I have been meeting with a small group of fellow students on Sundays to re-taste the wines we tasted during the Wednesday class. I have had some good days, some mediocre days, but never a truly bad day - well, not until this past Sunday that is. This past Sunday I identified an Australian Semillon as a German Riesling; I got petrol, peaches, low alcohol, high acid and a general softness in the mouth damn it! I thought an Anjou Blanc was a simple Chablis. Oddly enough, I got the Verdejo and the Gruner right; and I was shocked. I got the Torrontes from a sniff and a check on the hue; yeah I know, I didn't use the process. It was Torrontes!  What really upset me the most, however, was that I screwed up four wines completely: a left and right bank Bordeaux, a Washington Merlot, and a Napa Cabernet Sauvignon. It wasn't that I confused the right and left bank,or even Washington and California. I confused the two countries! I was thoroughly humbled. The selected Bordeaux are of a modern style, but I guessed them correctly in class. Sometimes my notes of a particular wine in class did not resemble in any way the notes I made days or weeks later.  I am very humbled and I am not confident of doing well on the exam.Hence the dreams of me taking the test in my underwear.
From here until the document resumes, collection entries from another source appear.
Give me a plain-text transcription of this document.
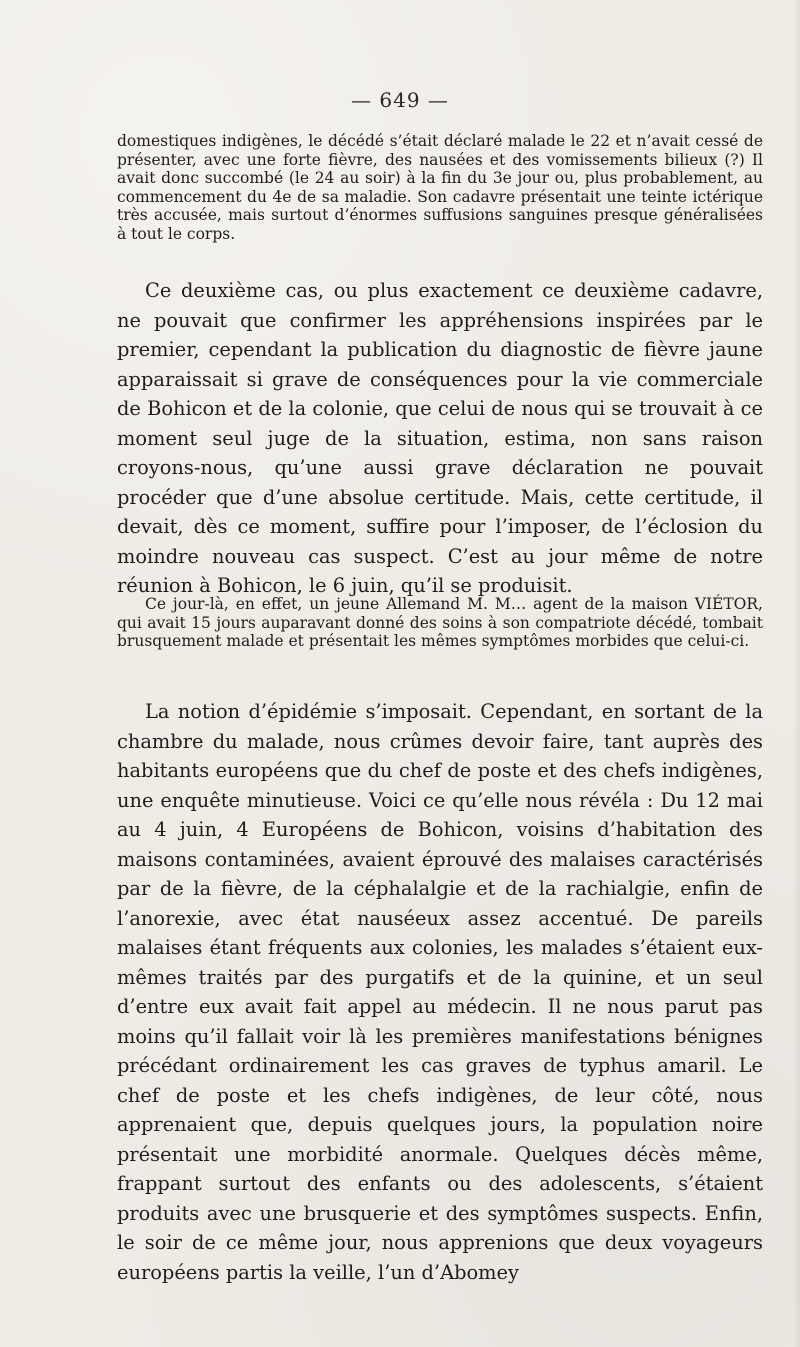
— 649 —

domestiques indigènes, le décédé s’était déclaré malade le 22 et n’avait cessé de présenter, avec une forte fièvre, des nausées et des vomissements bilieux (?) Il avait donc succombé (le 24 au soir) à la fin du 3e jour ou, plus probablement, au commencement du 4e de sa maladie. Son cadavre présentait une teinte ictérique très accusée, mais surtout d’énormes suffusions sanguines presque généralisées à tout le corps.

Ce deuxième cas, ou plus exactement ce deuxième cadavre, ne pouvait que confirmer les appréhensions inspirées par le premier, cependant la publication du diagnostic de fièvre jaune apparaissait si grave de conséquences pour la vie commerciale de Bohicon et de la colonie, que celui de nous qui se trouvait à ce moment seul juge de la situation, estima, non sans raison croyons-nous, qu’une aussi grave déclaration ne pouvait procéder que d’une absolue certitude. Mais, cette certitude, il devait, dès ce moment, suffire pour l’imposer, de l’éclosion du moindre nouveau cas suspect. C’est au jour même de notre réunion à Bohicon, le 6 juin, qu’il se produisit.

Ce jour-là, en effet, un jeune Allemand M. M… agent de la maison VIÉTOR, qui avait 15 jours auparavant donné des soins à son compatriote décédé, tombait brusquement malade et présentait les mêmes symptômes morbides que celui-ci.

La notion d’épidémie s’imposait. Cependant, en sortant de la chambre du malade, nous crûmes devoir faire, tant auprès des habitants européens que du chef de poste et des chefs indigènes, une enquête minutieuse. Voici ce qu’elle nous révéla : Du 12 mai au 4 juin, 4 Européens de Bohicon, voisins d’habitation des maisons contaminées, avaient éprouvé des malaises caractérisés par de la fièvre, de la céphalalgie et de la rachialgie, enfin de l’anorexie, avec état nauséeux assez accentué. De pareils malaises étant fréquents aux colonies, les malades s’étaient eux-mêmes traités par des purgatifs et de la quinine, et un seul d’entre eux avait fait appel au médecin. Il ne nous parut pas moins qu’il fallait voir là les premières manifestations bénignes précédant ordinairement les cas graves de typhus amaril. Le chef de poste et les chefs indigènes, de leur côté, nous apprenaient que, depuis quelques jours, la population noire présentait une morbidité anormale. Quelques décès même, frappant surtout des enfants ou des adolescents, s’étaient produits avec une brusquerie et des symptômes suspects. Enfin, le soir de ce même jour, nous apprenions que deux voyageurs européens partis la veille, l’un d’Abomey
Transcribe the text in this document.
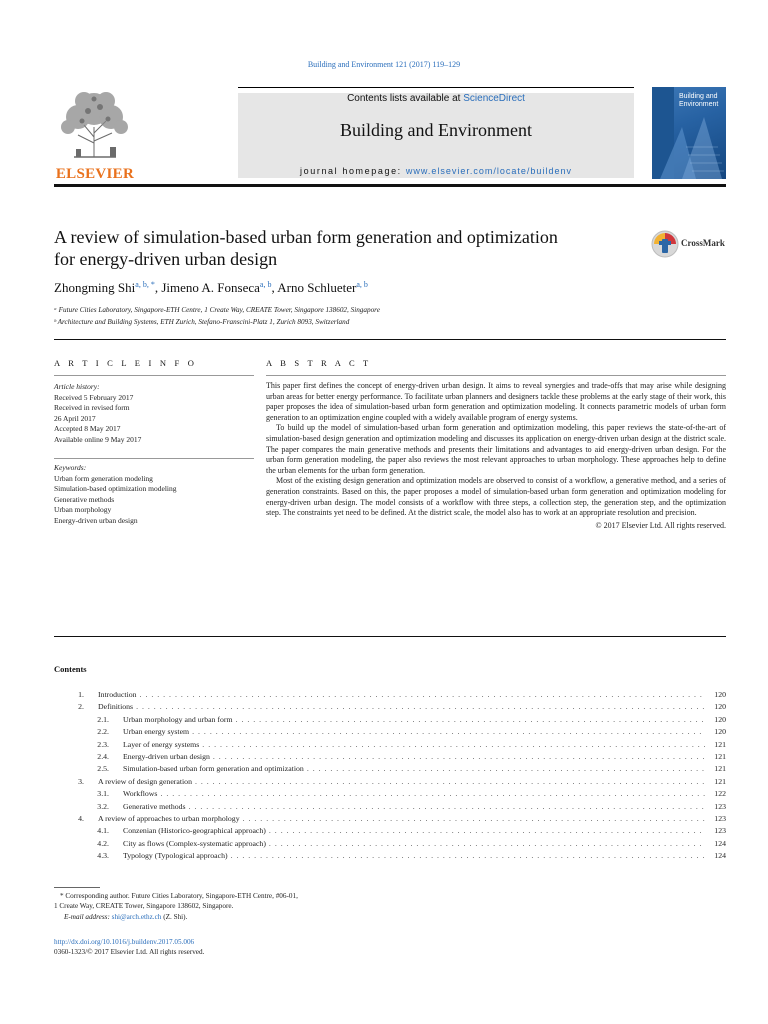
Building and Environment 121 (2017) 119–129
ELSEVIER
Contents lists available at ScienceDirect
Building and Environment
journal homepage: www.elsevier.com/locate/buildenv
Building and
Environment
A review of simulation-based urban form generation and optimization
for energy-driven urban design
CrossMark
Zhongming Shi$^{a, b, *}$, Jimeno A. Fonseca$^{a, b}$, Arno Schlueter$^{a, b}$
ᵃ Future Cities Laboratory, Singapore-ETH Centre, 1 Create Way, CREATE Tower, Singapore 138602, Singapore
ᵇ Architecture and Building Systems, ETH Zurich, Stefano-Franscini-Platz 1, Zurich 8093, Switzerland
A R T I C L E I N F O
Article history:
Received 5 February 2017
Received in revised form
26 April 2017
Accepted 8 May 2017
Available online 9 May 2017
Keywords:
Urban form generation modeling
Simulation-based optimization modeling
Generative methods
Urban morphology
Energy-driven urban design
A B S T R A C T

This paper first defines the concept of energy-driven urban design. It aims to reveal synergies and trade-offs that may arise while designing urban areas for better energy performance. To facilitate urban planners and designers tackle these problems at the early stage of their work, this paper proposes the idea of simulation-based urban form generation and optimization modeling. It connects parametric models of urban form generation to an optimization engine coupled with a widely available program of energy systems.

To build up the model of simulation-based urban form generation and optimization modeling, this paper reviews the state-of-the-art of simulation-based design generation and optimization modeling and discusses its application on energy-driven urban design at the district scale. The paper compares the main generative methods and presents their limitations and advantages to aid energy-driven urban design. For the urban form generation modeling, the paper also reviews the most relevant approaches to urban morphology. These approaches help to define the urban elements for the urban form generation.

Most of the existing design generation and optimization models are observed to consist of a workflow, a generative method, and a series of generation constraints. Based on this, the paper proposes a model of simulation-based urban form generation and optimization modeling for energy-driven urban design. The model consists of a workflow with three steps, a collection step, the generation step, and the optimization step. The constraints yet need to be defined. At the district scale, the model also has to work at an appropriate resolution and precision.

© 2017 Elsevier Ltd. All rights reserved.
Contents
1.	Introduction . . .	120
2.	Definitions . . .	120
2.1.	Urban morphology and urban form . . .	120
2.2.	Urban energy system . . .	120
2.3.	Layer of energy systems . . .	121
2.4.	Energy-driven urban design . . .	121
2.5.	Simulation-based urban form generation and optimization . . .	121
3.	A review of design generation . . .	121
3.1.	Workflows . . .	122
3.2.	Generative methods . . .	123
4.	A review of approaches to urban morphology . . .	123
4.1.	Conzenian (Historico-geographical approach) . . .	123
4.2.	City as flows (Complex-systematic approach) . . .	124
4.3.	Typology (Typological approach) . . .	124
* Corresponding author. Future Cities Laboratory, Singapore-ETH Centre, #06-01,
1 Create Way, CREATE Tower, Singapore 138602, Singapore.
E-mail address: shi@arch.ethz.ch (Z. Shi).
http://dx.doi.org/10.1016/j.buildenv.2017.05.006
0360-1323/© 2017 Elsevier Ltd. All rights reserved.
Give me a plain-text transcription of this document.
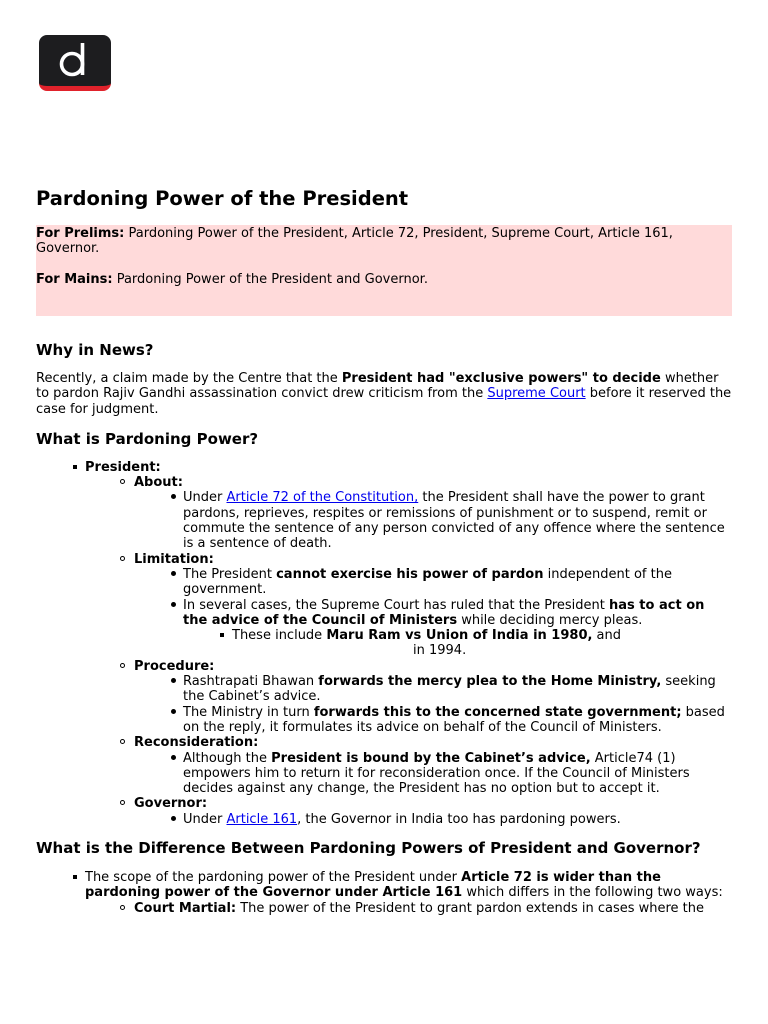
Pardoning Power of the President

For Prelims: Pardoning Power of the President, Article 72, President, Supreme Court, Article 161, Governor.

For Mains: Pardoning Power of the President and Governor.

Why in News?

Recently, a claim made by the Centre that the President had "exclusive powers" to decide whether to pardon Rajiv Gandhi assassination convict drew criticism from the Supreme Court before it reserved the case for judgment.

What is Pardoning Power?
President:
About:
Under Article 72 of the Constitution, the President shall have the power to grant pardons, reprieves, respites or remissions of punishment or to suspend, remit or commute the sentence of any person convicted of any offence where the sentence is a sentence of death.
Limitation:
The President cannot exercise his power of pardon independent of the government.
In several cases, the Supreme Court has ruled that the President has to act on the advice of the Council of Ministers while deciding mercy pleas.
These include Maru Ram vs Union of India in 1980, and
in 1994.
Procedure:
Rashtrapati Bhawan forwards the mercy plea to the Home Ministry, seeking the Cabinet’s advice.
The Ministry in turn forwards this to the concerned state government; based on the reply, it formulates its advice on behalf of the Council of Ministers.
Reconsideration:
Although the President is bound by the Cabinet’s advice, Article74 (1) empowers him to return it for reconsideration once. If the Council of Ministers decides against any change, the President has no option but to accept it.
Governor:
Under Article 161, the Governor in India too has pardoning powers.
What is the Difference Between Pardoning Powers of President and Governor?
The scope of the pardoning power of the President under Article 72 is wider than the pardoning power of the Governor under Article 161 which differs in the following two ways:
Court Martial: The power of the President to grant pardon extends in cases where the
I realize I can't expect to do great at every level and at every test. Well, at least that realization is starting to solidify for me now. For now all I can do is look over my consolidated wine notes, read over the grape characteristics from Essential Winetasting by Michael Shuster (Level 3 required reading) and How To Taste by Jancis Robinson and maybe do a little praying. While I am at it I'll pray for my sanity as well.